While it’s popular to state that antivirus is dead – and this sentiment was even repeated by the CEO of Symantec, maker of the world’s most popular antivirus software, in 2014 – most enterprises still use AV technology to help filter out the increasingly-smaller segment of malware that is both known and bad. However, using the term "signature-based" at a security conference continues to be about as well-received as using the term "high fat content" at the local gym.
Encryption Gets Both Good And Bad Names
As enterprises continue to struggle with blacklisting, whitelisting, behavior, and sandboxing, many security proponents are increasingly offering another, simpler strategy: encrypt everything.
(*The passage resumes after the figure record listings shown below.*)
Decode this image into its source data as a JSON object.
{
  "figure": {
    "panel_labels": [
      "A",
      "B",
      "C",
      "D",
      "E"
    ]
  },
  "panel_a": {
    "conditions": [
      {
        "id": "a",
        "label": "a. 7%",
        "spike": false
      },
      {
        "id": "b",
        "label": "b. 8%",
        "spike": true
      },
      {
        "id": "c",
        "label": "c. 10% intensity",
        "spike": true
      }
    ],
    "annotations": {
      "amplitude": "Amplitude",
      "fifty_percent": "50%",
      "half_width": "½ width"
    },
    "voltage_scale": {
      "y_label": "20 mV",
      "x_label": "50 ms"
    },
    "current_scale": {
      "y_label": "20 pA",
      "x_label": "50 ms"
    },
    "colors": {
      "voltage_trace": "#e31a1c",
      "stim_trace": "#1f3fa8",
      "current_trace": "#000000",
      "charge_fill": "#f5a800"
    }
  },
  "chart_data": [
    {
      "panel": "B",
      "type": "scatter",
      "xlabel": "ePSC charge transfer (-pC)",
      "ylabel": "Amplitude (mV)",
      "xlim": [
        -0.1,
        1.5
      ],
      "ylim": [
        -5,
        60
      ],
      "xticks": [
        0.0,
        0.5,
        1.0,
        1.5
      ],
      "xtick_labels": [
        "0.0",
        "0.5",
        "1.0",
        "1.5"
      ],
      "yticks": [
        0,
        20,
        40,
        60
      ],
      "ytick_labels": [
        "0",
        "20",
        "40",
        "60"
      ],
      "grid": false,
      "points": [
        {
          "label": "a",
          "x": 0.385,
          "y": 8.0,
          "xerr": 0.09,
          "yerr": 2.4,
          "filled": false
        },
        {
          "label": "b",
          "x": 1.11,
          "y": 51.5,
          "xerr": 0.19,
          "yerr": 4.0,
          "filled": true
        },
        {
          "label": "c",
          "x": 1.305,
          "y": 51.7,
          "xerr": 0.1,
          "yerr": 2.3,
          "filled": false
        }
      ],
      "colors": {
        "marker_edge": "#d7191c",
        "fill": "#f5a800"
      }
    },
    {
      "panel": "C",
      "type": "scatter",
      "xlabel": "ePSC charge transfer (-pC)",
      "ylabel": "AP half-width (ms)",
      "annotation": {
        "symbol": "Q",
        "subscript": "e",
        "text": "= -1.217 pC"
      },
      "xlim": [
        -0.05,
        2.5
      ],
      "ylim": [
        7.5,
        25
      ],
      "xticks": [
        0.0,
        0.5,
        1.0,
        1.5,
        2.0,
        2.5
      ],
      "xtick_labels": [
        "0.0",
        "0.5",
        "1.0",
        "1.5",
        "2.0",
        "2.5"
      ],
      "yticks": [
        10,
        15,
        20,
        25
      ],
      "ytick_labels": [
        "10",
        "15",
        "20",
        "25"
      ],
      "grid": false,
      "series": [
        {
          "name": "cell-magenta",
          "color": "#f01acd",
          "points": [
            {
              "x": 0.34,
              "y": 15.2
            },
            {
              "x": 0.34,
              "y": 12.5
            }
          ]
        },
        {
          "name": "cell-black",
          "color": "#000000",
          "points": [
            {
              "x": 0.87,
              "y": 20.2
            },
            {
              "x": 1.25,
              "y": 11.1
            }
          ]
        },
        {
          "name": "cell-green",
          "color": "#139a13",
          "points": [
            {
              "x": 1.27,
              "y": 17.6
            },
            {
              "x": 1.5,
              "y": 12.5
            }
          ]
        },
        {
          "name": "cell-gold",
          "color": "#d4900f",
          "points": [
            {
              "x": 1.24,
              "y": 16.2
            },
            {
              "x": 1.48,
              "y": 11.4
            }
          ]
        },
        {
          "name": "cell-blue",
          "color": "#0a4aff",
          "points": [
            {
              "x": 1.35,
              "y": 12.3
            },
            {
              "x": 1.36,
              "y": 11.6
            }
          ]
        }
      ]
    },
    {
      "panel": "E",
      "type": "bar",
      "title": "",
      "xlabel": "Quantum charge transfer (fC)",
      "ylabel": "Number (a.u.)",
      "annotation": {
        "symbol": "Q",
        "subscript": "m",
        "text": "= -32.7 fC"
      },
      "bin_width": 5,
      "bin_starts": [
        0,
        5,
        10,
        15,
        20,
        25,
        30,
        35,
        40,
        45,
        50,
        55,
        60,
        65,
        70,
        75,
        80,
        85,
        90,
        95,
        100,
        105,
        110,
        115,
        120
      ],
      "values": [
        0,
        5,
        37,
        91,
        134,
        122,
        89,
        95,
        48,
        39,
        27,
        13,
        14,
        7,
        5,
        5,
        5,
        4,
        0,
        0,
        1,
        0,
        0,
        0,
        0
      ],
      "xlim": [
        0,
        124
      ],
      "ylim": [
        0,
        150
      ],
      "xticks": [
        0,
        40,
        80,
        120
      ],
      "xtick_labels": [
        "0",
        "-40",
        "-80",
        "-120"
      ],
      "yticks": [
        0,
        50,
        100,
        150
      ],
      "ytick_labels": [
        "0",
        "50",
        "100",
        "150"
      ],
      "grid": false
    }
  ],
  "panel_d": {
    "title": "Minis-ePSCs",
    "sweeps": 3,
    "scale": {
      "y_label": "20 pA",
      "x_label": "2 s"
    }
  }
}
No matter what defenses you use, they say, attackers are likely to break through them – so the answer is to encrypt all sensitive data, therefore rendering the compromises useless, since the attackers end up with only streams of data that they can’t read. A good deal of promising encryption technology has come and gone over the last decade, much of it hobbled by cost of implementation, impact on performance, or confusion on how to manage the keys that unlock the encrypted data.
While encryption technology continues to improve and become easier to implement, it also has proven to be a double-edged sword because of its availability to attackers as well. In recent years, attackers have successfully penetrated enterprise defenses by simply encrypting their exploits -- and thereby obfuscating them from the view of security tools and IT security professionals. Other cybercriminals are now using encryption as a means of kidnapping enterprise data and holding it for ransom until the victim company pays a premium. IT organizations also are wrestling with legitimate encryption, which can make it possible for employees to hide their activities on corporate networks while limiting the effectiveness of traditional security technology such as deep packet inspection.
What's Next
What trends will define IT security a decade from now?
There’s no sure way to tell. Today’s behavior-based solutions may give way to some new generation of technology. The current emphasis on forensics and incident response may give way to a new set of prevention tools. The current emphasis on cyber risk might be offset by a new class of cyber insurance. Your guess is as good as ours. The one thing that we know for sure is that, when it comes to security, the only constant is change.